Having a five-minute power nap on the summit of Great Cockup on day 6. |
My
afternoon dip happens as we approach Great Cockup. I suddenly come over
extremely sleepy; I am walking along barely able to keep my eyes open. The guys
try pouring water over my head and talking to me but it is no use. I need to
sleep. So, on the top of Great Cockup I decide I have to have a power nap. I
lie down with a rucksack as a pillow and close my eyes. Meanwhile Jim Mann
decides to fill in the time by running around with the tracker so it will make
a picture on the OS map that thousands of people are following on the Open
Tracking website. After five minutes I suddenly get up and start moving again –
unfortunately Jim does not have time to finish his picture. I feel slightly
less sleepy but for the next hour I am still really struggling to stay awake. I
feel like I am midway between being awake and asleep.
The
descent off Little Calva to the track above Whitewater Dash is heathery without
any real path. I place my foot badly on many occasions and let out a little
scream as the shoes press on my blister. I am desperate to get through this
descent but I am even more worried about the descent from Ullock Pike at the
end of this section, which is even rougher with taller heather and no path at
all. It is good to finally reach the track and see the support team of Jon
Bardgett and Mel and Kate Culleton-Wright. I have food, drink and more foot
treatment and another little doze.
The
big climb up Skiddaw goes well and at the summit there are more people looking
out for me, together with Al Lee and Rob Jarman doing some filming. After all
the difficulties of the first two days it is great that Al and Rob have finally
caught up with me when the tops of the fells are clear of cloud. After Skiddaw
there is a long out-and-back to Lonscale Fell and as we approach this top Andy
Blackett turns up with some ice creams. He has carried them up from Keswick in
an ice bag – a really nice surprise. The ice cream goes down very well on such
a nice warm afternoon, although with my lack of coordination a lot of it ends
up on my face.
As
we approach Ullock Pike I have a discussion with Scoffer, who has turned up
after work, and Corny about the route down that I am dreading. We decide it
will be better to go back over Long Side, contour round Carl Side and then down
the path, which is a bit longer than my planned route but avoids the knee-deep
heather.

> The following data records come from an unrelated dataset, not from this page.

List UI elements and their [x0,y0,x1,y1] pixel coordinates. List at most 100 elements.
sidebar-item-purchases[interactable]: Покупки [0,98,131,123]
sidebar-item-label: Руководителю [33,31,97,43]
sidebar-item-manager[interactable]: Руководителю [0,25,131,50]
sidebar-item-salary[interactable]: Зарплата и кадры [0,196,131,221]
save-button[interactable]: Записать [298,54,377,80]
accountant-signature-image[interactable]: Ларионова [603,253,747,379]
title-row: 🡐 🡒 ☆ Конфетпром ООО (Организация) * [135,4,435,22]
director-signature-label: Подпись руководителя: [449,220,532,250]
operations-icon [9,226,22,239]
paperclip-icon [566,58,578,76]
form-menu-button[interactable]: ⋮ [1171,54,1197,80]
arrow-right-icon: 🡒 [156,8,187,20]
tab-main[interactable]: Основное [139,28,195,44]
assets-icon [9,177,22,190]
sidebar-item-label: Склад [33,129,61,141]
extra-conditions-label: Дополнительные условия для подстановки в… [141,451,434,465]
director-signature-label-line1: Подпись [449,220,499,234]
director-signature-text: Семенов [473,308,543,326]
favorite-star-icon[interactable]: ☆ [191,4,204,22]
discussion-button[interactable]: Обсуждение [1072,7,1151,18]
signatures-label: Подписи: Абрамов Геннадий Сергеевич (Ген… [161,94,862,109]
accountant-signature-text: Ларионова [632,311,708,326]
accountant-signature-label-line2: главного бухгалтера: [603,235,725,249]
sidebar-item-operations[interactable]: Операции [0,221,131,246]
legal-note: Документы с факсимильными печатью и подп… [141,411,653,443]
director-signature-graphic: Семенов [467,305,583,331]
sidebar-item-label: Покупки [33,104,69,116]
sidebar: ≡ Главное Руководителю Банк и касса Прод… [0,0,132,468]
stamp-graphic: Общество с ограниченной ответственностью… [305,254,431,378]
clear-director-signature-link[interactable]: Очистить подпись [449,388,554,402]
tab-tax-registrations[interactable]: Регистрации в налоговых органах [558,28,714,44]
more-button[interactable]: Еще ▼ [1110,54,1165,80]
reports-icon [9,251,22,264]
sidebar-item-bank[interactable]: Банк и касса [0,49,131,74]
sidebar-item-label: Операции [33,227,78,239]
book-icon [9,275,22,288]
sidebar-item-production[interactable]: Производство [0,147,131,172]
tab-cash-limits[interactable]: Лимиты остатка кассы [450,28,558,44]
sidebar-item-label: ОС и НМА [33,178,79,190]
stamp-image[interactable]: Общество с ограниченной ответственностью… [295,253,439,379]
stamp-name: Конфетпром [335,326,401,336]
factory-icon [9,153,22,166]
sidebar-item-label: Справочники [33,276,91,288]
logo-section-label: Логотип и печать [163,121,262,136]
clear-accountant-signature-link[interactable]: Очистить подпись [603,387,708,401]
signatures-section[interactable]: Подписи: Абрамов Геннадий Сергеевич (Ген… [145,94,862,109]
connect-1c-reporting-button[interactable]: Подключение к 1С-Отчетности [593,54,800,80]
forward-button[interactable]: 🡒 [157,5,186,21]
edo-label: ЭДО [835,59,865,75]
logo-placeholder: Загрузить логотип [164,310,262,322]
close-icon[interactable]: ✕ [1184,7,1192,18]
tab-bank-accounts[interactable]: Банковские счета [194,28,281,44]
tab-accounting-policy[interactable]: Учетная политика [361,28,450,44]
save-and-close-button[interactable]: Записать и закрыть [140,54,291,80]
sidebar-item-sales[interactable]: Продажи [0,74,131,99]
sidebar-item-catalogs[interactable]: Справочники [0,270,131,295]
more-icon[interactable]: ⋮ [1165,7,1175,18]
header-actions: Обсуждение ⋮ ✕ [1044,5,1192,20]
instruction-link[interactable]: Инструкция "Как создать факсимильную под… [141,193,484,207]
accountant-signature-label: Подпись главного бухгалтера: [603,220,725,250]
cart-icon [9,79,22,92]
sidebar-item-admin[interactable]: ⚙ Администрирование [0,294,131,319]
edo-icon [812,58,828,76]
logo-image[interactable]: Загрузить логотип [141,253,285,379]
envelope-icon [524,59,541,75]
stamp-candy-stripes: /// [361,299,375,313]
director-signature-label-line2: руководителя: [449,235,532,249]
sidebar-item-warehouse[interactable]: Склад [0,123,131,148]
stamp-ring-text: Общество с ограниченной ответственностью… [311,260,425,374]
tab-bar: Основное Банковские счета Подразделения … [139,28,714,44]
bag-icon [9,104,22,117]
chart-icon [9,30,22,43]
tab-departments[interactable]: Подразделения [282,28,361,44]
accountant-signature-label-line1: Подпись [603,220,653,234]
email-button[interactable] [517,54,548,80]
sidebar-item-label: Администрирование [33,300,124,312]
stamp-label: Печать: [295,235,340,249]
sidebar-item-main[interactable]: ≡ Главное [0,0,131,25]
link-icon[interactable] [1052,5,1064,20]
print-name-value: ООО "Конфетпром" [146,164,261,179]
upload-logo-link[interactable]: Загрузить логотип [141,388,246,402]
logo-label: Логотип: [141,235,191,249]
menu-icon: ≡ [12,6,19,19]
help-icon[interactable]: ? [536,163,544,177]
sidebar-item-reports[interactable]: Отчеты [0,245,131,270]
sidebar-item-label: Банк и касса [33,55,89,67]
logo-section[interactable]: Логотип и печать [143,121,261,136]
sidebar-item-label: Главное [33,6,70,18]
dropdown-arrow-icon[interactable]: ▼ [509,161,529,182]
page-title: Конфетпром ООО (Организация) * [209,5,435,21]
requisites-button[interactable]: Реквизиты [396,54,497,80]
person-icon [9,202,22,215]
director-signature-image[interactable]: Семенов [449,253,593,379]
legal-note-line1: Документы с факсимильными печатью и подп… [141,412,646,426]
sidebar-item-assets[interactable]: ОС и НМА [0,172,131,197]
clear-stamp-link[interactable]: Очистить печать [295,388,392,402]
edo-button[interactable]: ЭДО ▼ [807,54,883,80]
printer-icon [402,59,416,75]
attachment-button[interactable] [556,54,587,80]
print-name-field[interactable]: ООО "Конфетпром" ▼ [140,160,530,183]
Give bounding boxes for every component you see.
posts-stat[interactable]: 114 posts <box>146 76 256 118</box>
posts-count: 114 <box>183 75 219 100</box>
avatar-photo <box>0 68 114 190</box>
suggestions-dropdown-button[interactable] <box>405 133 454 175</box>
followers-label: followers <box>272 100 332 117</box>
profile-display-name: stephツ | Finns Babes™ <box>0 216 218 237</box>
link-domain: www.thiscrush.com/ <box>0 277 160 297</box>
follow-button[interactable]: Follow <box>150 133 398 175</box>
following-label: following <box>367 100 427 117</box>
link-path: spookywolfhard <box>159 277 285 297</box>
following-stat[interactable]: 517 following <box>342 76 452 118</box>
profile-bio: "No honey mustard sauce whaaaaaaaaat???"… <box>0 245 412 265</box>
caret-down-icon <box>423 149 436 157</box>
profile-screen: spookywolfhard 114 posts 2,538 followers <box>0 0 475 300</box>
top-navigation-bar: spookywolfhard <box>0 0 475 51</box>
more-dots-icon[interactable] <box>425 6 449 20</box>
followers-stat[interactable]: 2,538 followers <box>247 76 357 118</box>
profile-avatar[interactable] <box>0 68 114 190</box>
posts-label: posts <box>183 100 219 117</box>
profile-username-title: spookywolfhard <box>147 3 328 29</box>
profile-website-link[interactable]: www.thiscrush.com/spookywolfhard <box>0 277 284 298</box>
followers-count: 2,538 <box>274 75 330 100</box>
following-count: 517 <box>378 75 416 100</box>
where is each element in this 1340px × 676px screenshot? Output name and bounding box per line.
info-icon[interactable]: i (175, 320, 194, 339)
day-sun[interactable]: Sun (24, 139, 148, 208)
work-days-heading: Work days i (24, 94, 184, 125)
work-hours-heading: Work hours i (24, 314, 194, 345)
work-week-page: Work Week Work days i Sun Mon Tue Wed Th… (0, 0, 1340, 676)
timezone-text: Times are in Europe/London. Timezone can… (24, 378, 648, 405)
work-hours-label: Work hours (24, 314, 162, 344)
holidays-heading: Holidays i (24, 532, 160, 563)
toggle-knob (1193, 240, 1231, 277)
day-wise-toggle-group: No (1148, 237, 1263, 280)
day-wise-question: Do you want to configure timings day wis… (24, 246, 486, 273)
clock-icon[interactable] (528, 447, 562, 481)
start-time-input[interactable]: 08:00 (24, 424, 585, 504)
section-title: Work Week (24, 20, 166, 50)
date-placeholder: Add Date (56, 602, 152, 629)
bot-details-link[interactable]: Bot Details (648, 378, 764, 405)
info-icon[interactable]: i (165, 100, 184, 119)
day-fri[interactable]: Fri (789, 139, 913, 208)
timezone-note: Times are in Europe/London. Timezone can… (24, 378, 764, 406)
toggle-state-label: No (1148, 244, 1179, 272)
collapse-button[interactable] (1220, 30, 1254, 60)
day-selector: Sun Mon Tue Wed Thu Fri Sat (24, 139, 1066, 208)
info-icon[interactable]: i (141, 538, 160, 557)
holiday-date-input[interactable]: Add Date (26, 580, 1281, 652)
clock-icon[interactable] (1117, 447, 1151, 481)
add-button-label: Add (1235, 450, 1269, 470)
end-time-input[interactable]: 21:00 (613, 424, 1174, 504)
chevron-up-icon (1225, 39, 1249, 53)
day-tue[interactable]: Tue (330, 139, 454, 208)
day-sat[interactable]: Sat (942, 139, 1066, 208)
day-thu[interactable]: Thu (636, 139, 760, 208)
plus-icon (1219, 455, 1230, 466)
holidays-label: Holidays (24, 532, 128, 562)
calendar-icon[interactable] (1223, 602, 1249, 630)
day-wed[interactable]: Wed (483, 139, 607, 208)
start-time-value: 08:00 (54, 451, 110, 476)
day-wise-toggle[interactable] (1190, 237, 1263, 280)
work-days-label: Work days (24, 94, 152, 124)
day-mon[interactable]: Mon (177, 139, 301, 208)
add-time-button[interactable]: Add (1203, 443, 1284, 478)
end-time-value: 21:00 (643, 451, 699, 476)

I can run the descent, so it’s a good route. There are even more
people on the top of Dodd, the last top in this section. I was planning on
taking the north-west ridge off Dodd but again we make a sensible decision and
decide to take the longer route which goes along a good track. I descend well
running at nine-minute-mile pace according to Bill Williamson’s GPS.
Crossing a beck before the climb on Knott with Martin Indge and Chris Lines. |
There
are around twenty people waiting for me as we get to Dodd Wood car park,
including Emma, Matthew and Hannah. I arrive there one minute up on my
schedule, although as usual I will leave quite a bit behind due to my
longer-than-anticipated stops. We follow the normal routine of getting washed
and straight in the campervan. Eating is getting progressively harder; anything
even slightly warm feels really painful as it goes down my throat. Tepid soup
seems to be best at the moment. I don’t know what Mel is doing to my feet but
it is absolute agony – the worst yet. With Matthew and Hannah present I try
really hard not to scream out in pain and show them how terrible it is, but I
cannot help a few squeaks. Eventually, it is so painful I grab a towel to
muffle the sound and so that they cannot see the tears in my eyes from the
pain. Matthew is really sweet and gives me a hug and says ‘it will be worth it
when you have finished’.
I
know my body is gradually disintegrating. Everything is becoming harder and
slower. My mind is gradually going and all I can focus on is just moving
forward – one foot in front of the other. I do not even try to think about
anything else, that is what my support team is for, and they do everything
brilliantly. Talking is sometimes hard, so if I no longer need my poles I just
throw them down as I know someone will pick them up for me. Luckily the end is
almost within reach and it is approaching a bit faster than the rate at which
my body is falling apart. But it is a close-run thing.